In spite of current world economic climates, recognition that alternative energy sources to the traditional fossil fuels has to be explored and understood. One potential energy source being researched and developed is hydrogen gas. Currently the most economical method of transporting large quantities of hydrogen gas is through steel pipelines. It is well known that hydrogen embrittlement has the potential to degrade steel’s mechanical properties when hydrogen migrates into the steel matrix. Consequently, the current pipeline infrastructure used in hydrogen transport is typically operated in a conservative fashion. This operational practice is not conducive to economical movement of significant volumes of hydrogen gas as an alternative to fossil fuels.

The degradation of the mechanical properties of steels in hydrogen service is known to depend on the microstructure of the steel.
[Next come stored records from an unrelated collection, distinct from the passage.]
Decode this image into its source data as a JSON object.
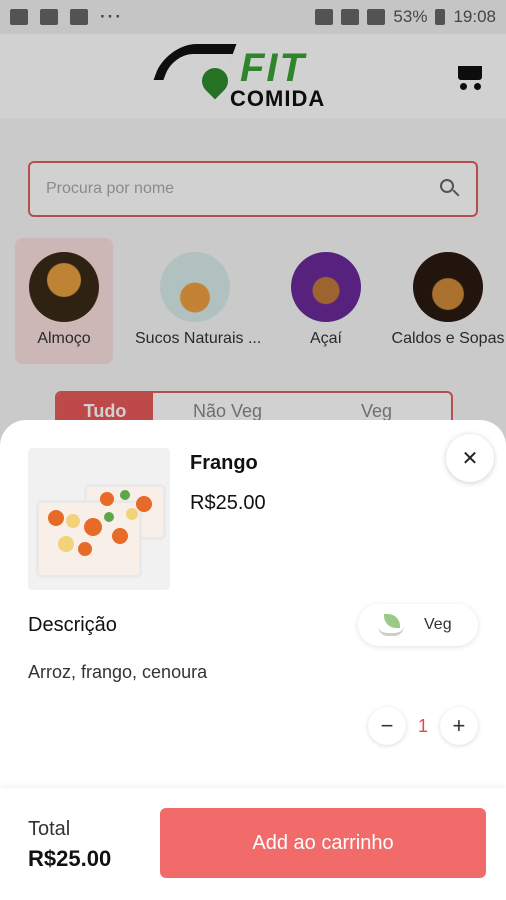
{
  "status_bar": {
    "battery": "53%",
    "time": "19:08",
    "dots": "···"
  },
  "header": {
    "logo_fit": "FIT",
    "logo_comida": "COMIDA"
  },
  "search": {
    "placeholder": "Procura por nome"
  },
  "categories": [
    {
      "label": "Almoço"
    },
    {
      "label": "Sucos Naturais ..."
    },
    {
      "label": "Açaí"
    },
    {
      "label": "Caldos e Sopas"
    }
  ],
  "filters": [
    {
      "label": "Tudo"
    },
    {
      "label": "Não Veg"
    },
    {
      "label": "Veg"
    }
  ],
  "product": {
    "name": "Frango",
    "price": "R$25.00",
    "description_title": "Descrição",
    "description": "Arroz, frango, cenoura",
    "veg_label": "Veg",
    "quantity": "1",
    "decrement": "−",
    "increment": "+",
    "close": "✕"
  },
  "footer": {
    "total_label": "Total",
    "total_value": "R$25.00",
    "add_button": "Add ao carrinho"
  },
  "colors": {
    "accent": "#f26b6b",
    "brand_green": "#3aa335"
  }
}
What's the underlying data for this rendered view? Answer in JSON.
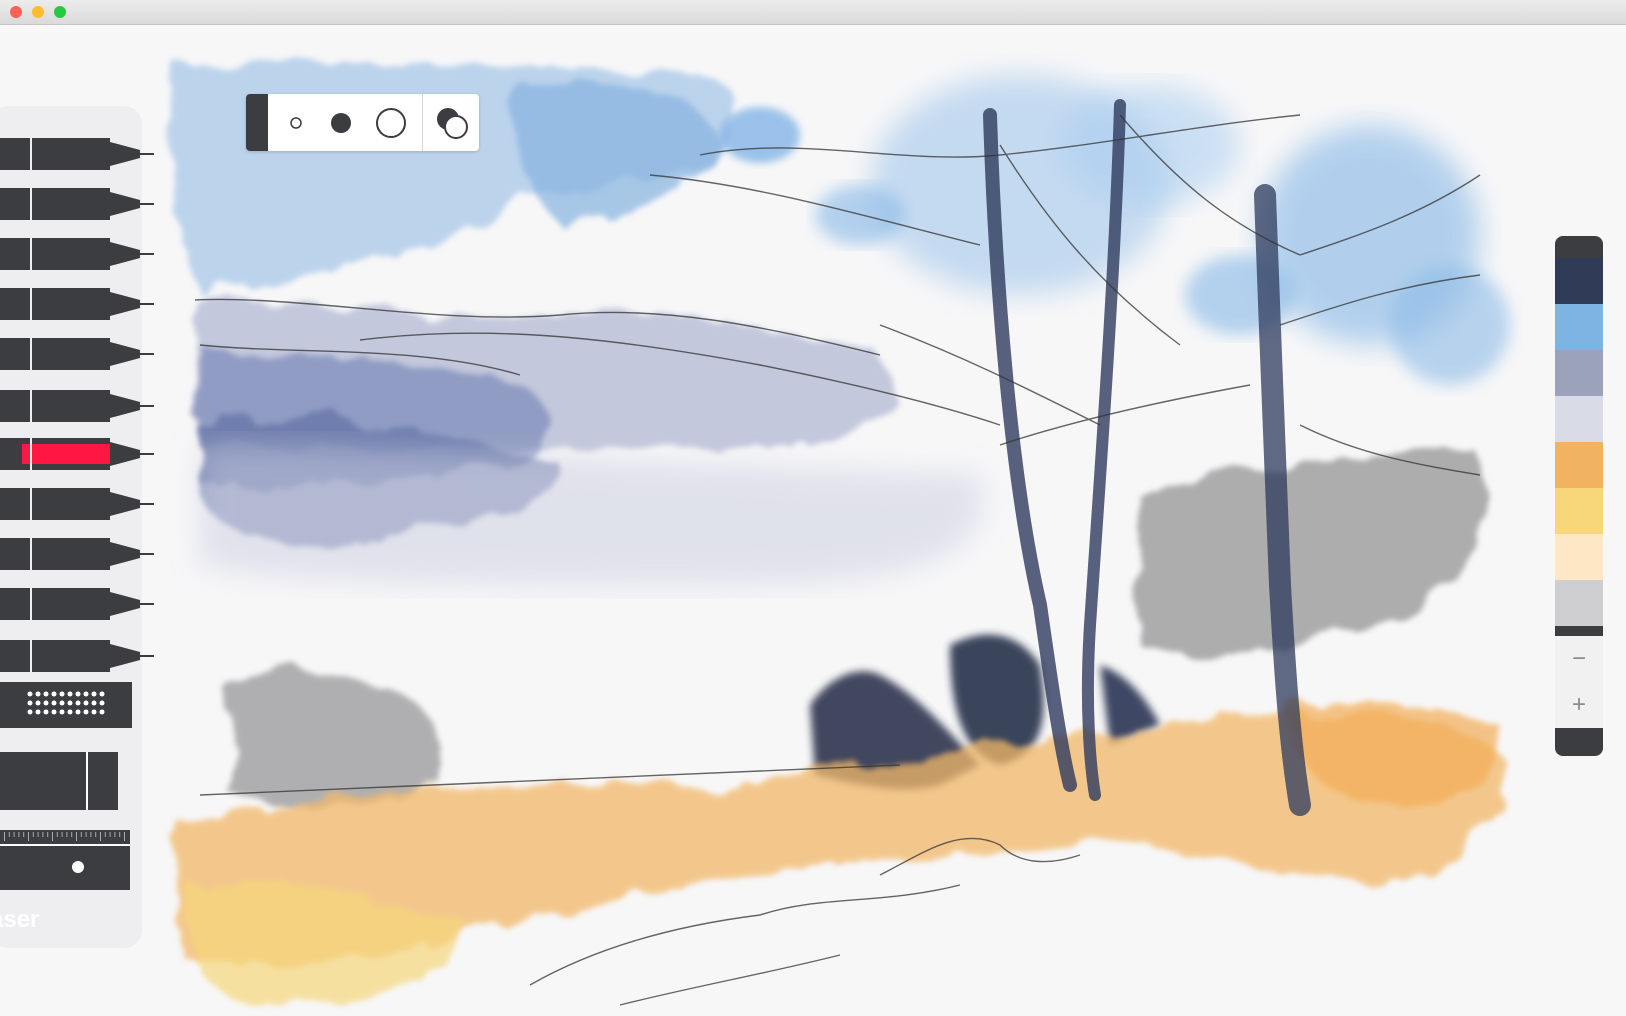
{
  "window": {
    "traffic_lights": [
      {
        "name": "close",
        "color": "#fe5f57"
      },
      {
        "name": "minimize",
        "color": "#febc2e"
      },
      {
        "name": "zoom",
        "color": "#28c840"
      }
    ]
  },
  "tools": {
    "items": [
      {
        "name": "technical-pen-tool"
      },
      {
        "name": "fineliner-tool"
      },
      {
        "name": "marker-tool"
      },
      {
        "name": "ballpoint-tool"
      },
      {
        "name": "felt-tip-tool"
      },
      {
        "name": "pencil-tool"
      },
      {
        "name": "watercolor-brush-tool",
        "accent": "#ff1744"
      },
      {
        "name": "airbrush-tool"
      },
      {
        "name": "crayon-tool"
      },
      {
        "name": "chalk-tool"
      },
      {
        "name": "fountain-pen-tool"
      },
      {
        "name": "smudge-tool"
      },
      {
        "name": "eraser-tool"
      },
      {
        "name": "ruler-tool"
      }
    ],
    "eraser_label": "aser"
  },
  "brush_size": {
    "options": [
      "small-dot",
      "medium-dot",
      "large-dot"
    ],
    "selected": "medium-dot",
    "opacity_toggle": "opacity-icon"
  },
  "palette": {
    "colors": [
      "#2f3b57",
      "#7cb4e4",
      "#9aa3ba",
      "#d9dbe6",
      "#f1b262",
      "#f7d77a",
      "#fde7c4",
      "#cfcfd1"
    ],
    "zoom_out_label": "−",
    "zoom_in_label": "+"
  }
}
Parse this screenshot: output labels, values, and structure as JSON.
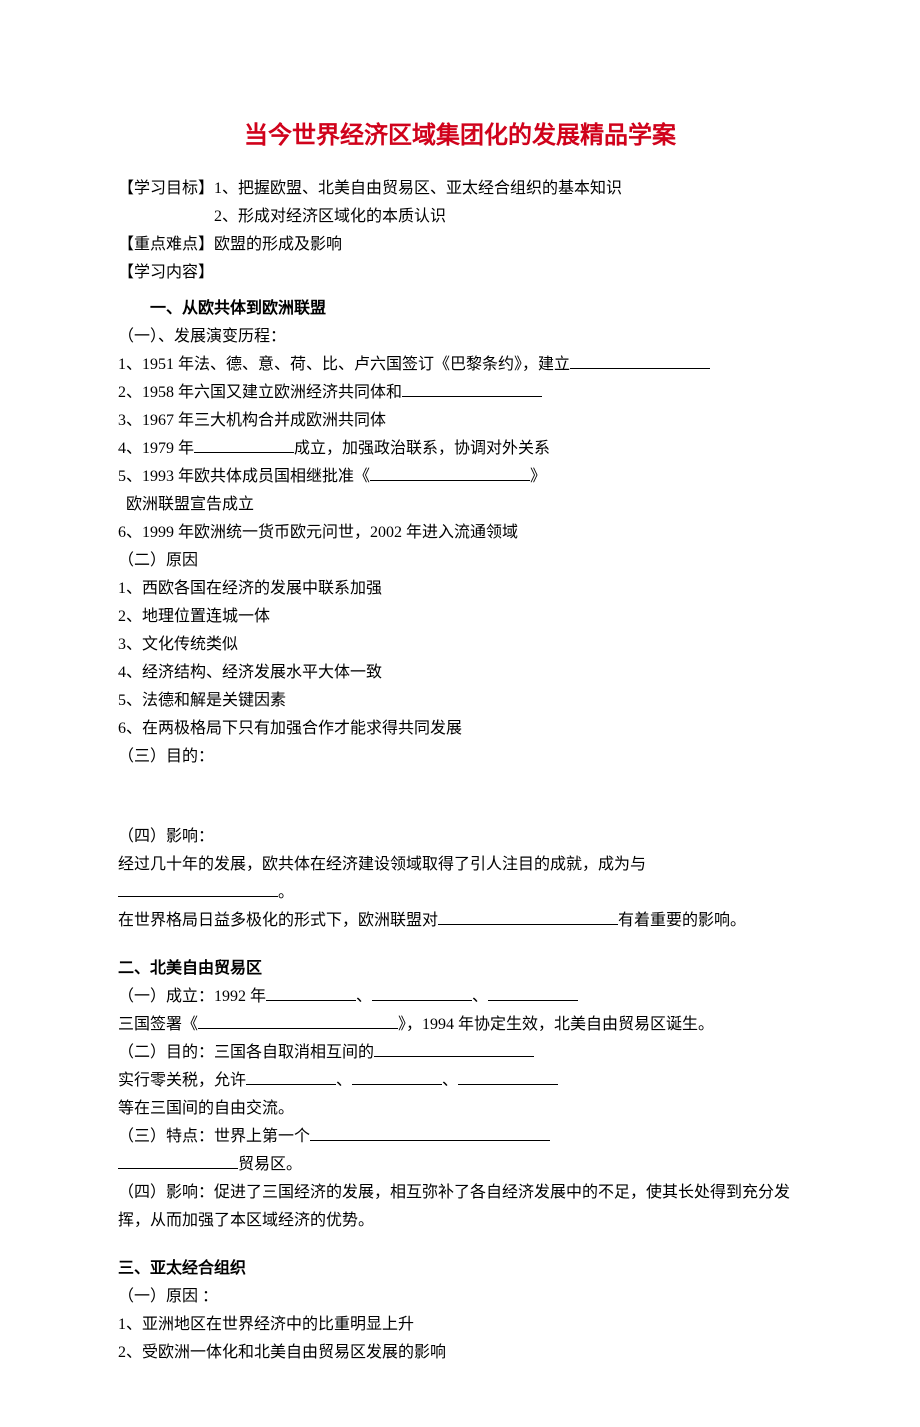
{
  "title": "当今世界经济区域集团化的发展精品学案",
  "objectives": {
    "label": "【学习目标】",
    "item1": "1、把握欧盟、北美自由贸易区、亚太经合组织的基本知识",
    "item2": "2、形成对经济区域化的本质认识"
  },
  "focus": {
    "label": "【重点难点】",
    "text": "欧盟的形成及影响"
  },
  "content_label": "【学习内容】",
  "sec1": {
    "heading": "一、从欧共体到欧洲联盟",
    "p1_label": "（一）、发展演变历程：",
    "i1a": "1、1951 年法、德、意、荷、比、卢六国签订《巴黎条约》，建立",
    "i2a": "2、1958 年六国又建立欧洲经济共同体和",
    "i3": "3、1967 年三大机构合并成欧洲共同体",
    "i4a": "4、1979 年",
    "i4b": "成立，加强政治联系，协调对外关系",
    "i5a": "5、1993 年欧共体成员国相继批准《",
    "i5b": "》",
    "i5c": "欧洲联盟宣告成立",
    "i6": "6、1999 年欧洲统一货币欧元问世，2002 年进入流通领域",
    "p2_label": "（二）原因",
    "r1": "1、西欧各国在经济的发展中联系加强",
    "r2": "2、地理位置连城一体",
    "r3": "3、文化传统类似",
    "r4": "4、经济结构、经济发展水平大体一致",
    "r5": "5、法德和解是关键因素",
    "r6": "6、在两极格局下只有加强合作才能求得共同发展",
    "p3_label": "（三）目的：",
    "p4_label": "（四）影响：",
    "e1a": "经过几十年的发展，欧共体在经济建设领域取得了引人注目的成就，成为与",
    "e1b": "。",
    "e2a": "在世界格局日益多极化的形式下，欧洲联盟对",
    "e2b": "有着重要的影响。"
  },
  "sec2": {
    "heading": "二、北美自由贸易区",
    "i1a": "（一）成立：1992 年",
    "sep": "、",
    "i1b": "三国签署《",
    "i1c": "》，1994 年协定生效，北美自由贸易区诞生。",
    "i2a": "（二）目的：三国各自取消相互间的",
    "i2b": "实行零关税，允许",
    "i2c": "等在三国间的自由交流。",
    "i3a": "（三）特点：世界上第一个",
    "i3b": "贸易区。",
    "i4": "（四）影响：促进了三国经济的发展，相互弥补了各自经济发展中的不足，使其长处得到充分发挥，从而加强了本区域经济的优势。"
  },
  "sec3": {
    "heading": "三、亚太经合组织",
    "i1": "（一）原因 ：",
    "r1": "1、亚洲地区在世界经济中的比重明显上升",
    "r2": "2、受欧洲一体化和北美自由贸易区发展的影响"
  }
}
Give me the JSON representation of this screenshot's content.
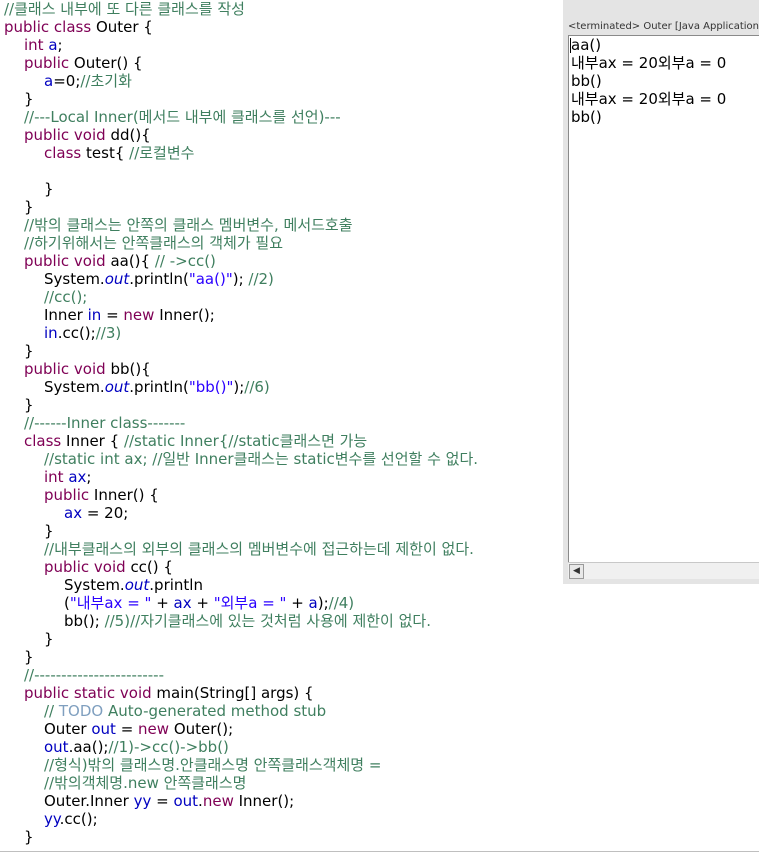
{
  "editor": {
    "lines": [
      "//클래스 내부에 또 다른 클래스를 작성",
      "public class Outer {",
      "int a;",
      "public Outer() {",
      "a=0;//초기화",
      "}",
      "//---Local Inner(메서드 내부에 클래스를 선언)---",
      "public void dd(){",
      "class test{ //로컬변수",
      "",
      "}",
      "}",
      "//밖의 클래스는 안쪽의 클래스 멤버변수, 메서드호출",
      "//하기위해서는 안쪽클래스의 객체가 필요",
      "public void aa(){ // ->cc()",
      "System.out.println(\"aa()\"); //2)",
      "//cc();",
      "Inner in = new Inner();",
      "in.cc();//3)",
      "}",
      "public void bb(){",
      "System.out.println(\"bb()\");//6)",
      "}",
      "//------Inner class-------",
      "class Inner { //static Inner{//static클래스면 가능",
      "//static int ax; //일반 Inner클래스는 static변수를 선언할 수 없다.",
      "int ax;",
      "public Inner() {",
      "ax = 20;",
      "}",
      "//내부클래스의 외부의 클래스의 멤버변수에 접근하는데 제한이 없다.",
      "public void cc() {",
      "System.out.println",
      "(\"내부ax = \" + ax + \"외부a = \" + a);//4)",
      "bb(); //5)//자기클래스에 있는 것처럼 사용에 제한이 없다.",
      "}",
      "}",
      "//------------------------",
      "public static void main(String[] args) {",
      "// TODO Auto-generated method stub",
      "Outer out = new Outer();",
      "out.aa();//1)->cc()->bb()",
      "//형식)밖의 클래스명.안클래스명 안쪽클래스객체명 =",
      "//밖의객체명.new 안쪽클래스명",
      "Outer.Inner yy = out.new Inner();",
      "yy.cc();",
      "}"
    ]
  },
  "console": {
    "header": "<terminated> Outer [Java Application]",
    "lines": [
      "aa()",
      "내부ax = 20외부a = 0",
      "bb()",
      "내부ax = 20외부a = 0",
      "bb()"
    ]
  },
  "colors": {
    "keyword": "#7f0055",
    "comment": "#3f7f5f",
    "string": "#2a00ff",
    "field": "#0000c0",
    "todo": "#7f9fbf",
    "console_bg": "#e4e4e4"
  }
}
Understanding the levels of mechanical property degradation of a given microstructure when exposed to hydrogen gas under pressure can be used to evaluate the suitability of the existing pipeline infrastructure for hydrogen service and guide alloy and microstructure design for new hydrogen pipeline infrastructure. To this end, the microstructures of relevant steels and their mechanical properties in relevant gaseous hydrogen environments must be fully characterized to establish suitability for transporting hydrogen.

Previously data from a US Department of Energy/private sector funded project to evaluate four commercially available pipeline steels alloy/microstructure performance in the presences of gaseous hydrogen was presented in 2010. Interest in this previous work from industry and the ASME B31.12 Hydrogen Piping and Pipeline Systems codes and standards committee resulted in additional funding for continued evaluation of additional pipeline steel alloys/microstructures in the presences of gaseous hydrogen. Samples from API grades X52 (1960’s and current vintage designs), X70 (1980’s and current vintage) and X80 along with various samples from an X52 induction bend pipe and one pressure vessel steel A516 Gr 70 are being evaluated. Microstructural characterization, fracture toughness and fatigue testing in the presence of gaseous hydrogen at 800 psig and 3,000 psig are being conducted.

This paper will describe the fracture toughness results achieved to date on various commercially available pipeline steels used in the existing North American pipeline infrastructure in the presence of gaseous hydrogen at pressures relevant for transport in pipelines. Microstructures and fracture toughness performances will be compared between these in this study along with those published previously. In addition, recommendations for future work related to gaining a better understanding of steel pipeline performance in hydrogen service will be discussed.